There isn't really a correlation between weight and amp quality. For example the Yamaha P series amps are fairly light, but have exceptional quality and power handling. 

You might snatch up the 807 given the sale on accessories4less.com right now.


----------



## nholmes1 (Oct 7, 2010)

The weight is more attributed to the heatsinks than the actual amplification components.


----------



## Tdub (Nov 15, 2010)

The 608 is $299 right now at A4L.


----------



## alecsus27 (Nov 21, 2010)

that 608 at accessories4less is reconditioned (i only wanna buy new) and they wont ship it to romania anyway.

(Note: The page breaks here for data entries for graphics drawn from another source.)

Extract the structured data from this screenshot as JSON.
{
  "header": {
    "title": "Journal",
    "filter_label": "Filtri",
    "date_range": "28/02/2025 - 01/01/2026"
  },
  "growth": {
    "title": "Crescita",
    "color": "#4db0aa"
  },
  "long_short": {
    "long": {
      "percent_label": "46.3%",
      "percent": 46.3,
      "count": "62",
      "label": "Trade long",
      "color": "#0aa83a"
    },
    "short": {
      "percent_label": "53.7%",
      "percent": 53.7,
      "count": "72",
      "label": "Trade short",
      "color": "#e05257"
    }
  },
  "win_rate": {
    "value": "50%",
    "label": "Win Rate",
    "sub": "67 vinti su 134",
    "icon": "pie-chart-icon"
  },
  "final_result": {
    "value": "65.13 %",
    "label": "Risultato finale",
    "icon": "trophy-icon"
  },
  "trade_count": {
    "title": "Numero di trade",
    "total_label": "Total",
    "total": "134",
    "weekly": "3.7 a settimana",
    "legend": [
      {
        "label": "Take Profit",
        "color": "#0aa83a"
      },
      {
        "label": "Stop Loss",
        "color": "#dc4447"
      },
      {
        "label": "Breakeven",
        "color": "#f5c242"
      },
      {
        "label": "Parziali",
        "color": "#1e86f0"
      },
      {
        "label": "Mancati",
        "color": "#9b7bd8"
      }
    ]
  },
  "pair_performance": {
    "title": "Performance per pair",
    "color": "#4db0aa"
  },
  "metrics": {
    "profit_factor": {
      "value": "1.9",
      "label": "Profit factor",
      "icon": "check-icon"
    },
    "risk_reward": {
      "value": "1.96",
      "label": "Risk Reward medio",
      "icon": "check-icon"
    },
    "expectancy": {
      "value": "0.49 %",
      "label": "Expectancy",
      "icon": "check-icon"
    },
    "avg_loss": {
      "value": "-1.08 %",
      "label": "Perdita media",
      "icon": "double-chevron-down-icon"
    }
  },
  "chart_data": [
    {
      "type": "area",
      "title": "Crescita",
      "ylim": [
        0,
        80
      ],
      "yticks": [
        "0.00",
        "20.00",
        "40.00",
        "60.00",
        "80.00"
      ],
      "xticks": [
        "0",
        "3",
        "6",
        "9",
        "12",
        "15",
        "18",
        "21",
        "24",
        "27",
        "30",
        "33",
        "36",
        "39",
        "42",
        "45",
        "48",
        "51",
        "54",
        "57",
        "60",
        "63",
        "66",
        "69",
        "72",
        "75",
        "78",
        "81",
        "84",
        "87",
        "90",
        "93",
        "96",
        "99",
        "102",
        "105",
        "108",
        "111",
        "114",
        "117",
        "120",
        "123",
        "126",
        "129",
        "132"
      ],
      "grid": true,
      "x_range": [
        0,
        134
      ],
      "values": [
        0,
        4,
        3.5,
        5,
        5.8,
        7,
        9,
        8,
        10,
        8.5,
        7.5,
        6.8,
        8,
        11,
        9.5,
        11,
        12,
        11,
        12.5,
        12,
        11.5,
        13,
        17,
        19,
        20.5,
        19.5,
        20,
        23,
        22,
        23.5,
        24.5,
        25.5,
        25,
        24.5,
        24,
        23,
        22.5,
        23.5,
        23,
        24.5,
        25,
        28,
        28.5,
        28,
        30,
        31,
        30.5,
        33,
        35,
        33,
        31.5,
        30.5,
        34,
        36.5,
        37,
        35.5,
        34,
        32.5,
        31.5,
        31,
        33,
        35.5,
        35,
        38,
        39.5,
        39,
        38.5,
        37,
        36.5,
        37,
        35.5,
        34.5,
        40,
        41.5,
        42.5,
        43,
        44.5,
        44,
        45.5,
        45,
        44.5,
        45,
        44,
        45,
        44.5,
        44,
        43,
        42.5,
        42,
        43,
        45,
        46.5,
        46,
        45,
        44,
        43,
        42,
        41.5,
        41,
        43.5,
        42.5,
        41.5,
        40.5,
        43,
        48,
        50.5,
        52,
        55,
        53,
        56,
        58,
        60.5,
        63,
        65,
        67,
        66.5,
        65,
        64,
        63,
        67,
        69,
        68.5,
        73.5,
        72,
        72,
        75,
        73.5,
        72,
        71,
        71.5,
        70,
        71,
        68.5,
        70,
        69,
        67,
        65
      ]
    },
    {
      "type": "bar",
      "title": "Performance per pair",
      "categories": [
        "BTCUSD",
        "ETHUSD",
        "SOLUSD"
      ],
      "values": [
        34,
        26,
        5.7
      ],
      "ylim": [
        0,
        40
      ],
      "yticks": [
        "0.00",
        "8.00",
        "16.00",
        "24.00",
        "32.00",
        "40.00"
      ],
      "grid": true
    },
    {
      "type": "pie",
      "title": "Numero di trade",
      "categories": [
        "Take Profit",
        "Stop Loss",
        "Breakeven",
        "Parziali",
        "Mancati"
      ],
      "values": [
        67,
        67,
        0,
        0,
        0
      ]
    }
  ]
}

as for A4L i didnt even find a link with google, but i'd guess they wont ship it here either.


----------



## chas (Jan 28, 2007)

The 708 also features a better version of Audyssey (MultEQ) vs. the lesser version found in the 608 (2EQ).

Differences shown here:
http://www.audyssey.com/technology/multeq.html


----------



## alecsus27 (Nov 21, 2010)

right, i've also heard that the audyssey calibration is better than pioneer's "mcacc" similar method - or so they say...
incidentally this march i've bought a pioneer dcs 585 with mcacc and each time i ran it it never gave me the final (calibration finished) announce on the display, so i cant know if the result is the good one.
also, i plan to quickly sell it, as at the time i was not aware that bluray also gives hd sound(not only hd video) - and dcs 585 only decodes regular dts and dolby. not to mention the additional surround options (dpl iiz and audyssey dsx)

so yeah, am now looking to buy a 5.1 set of speakers, a receiver (probably onkyo 608 - or even 708, of course, only that i dont seem to find it at the cheap price i find it advertised at several sites, including amazon usa, so they can ship it to romania too) and an universal bluray player (probably oppo)


----------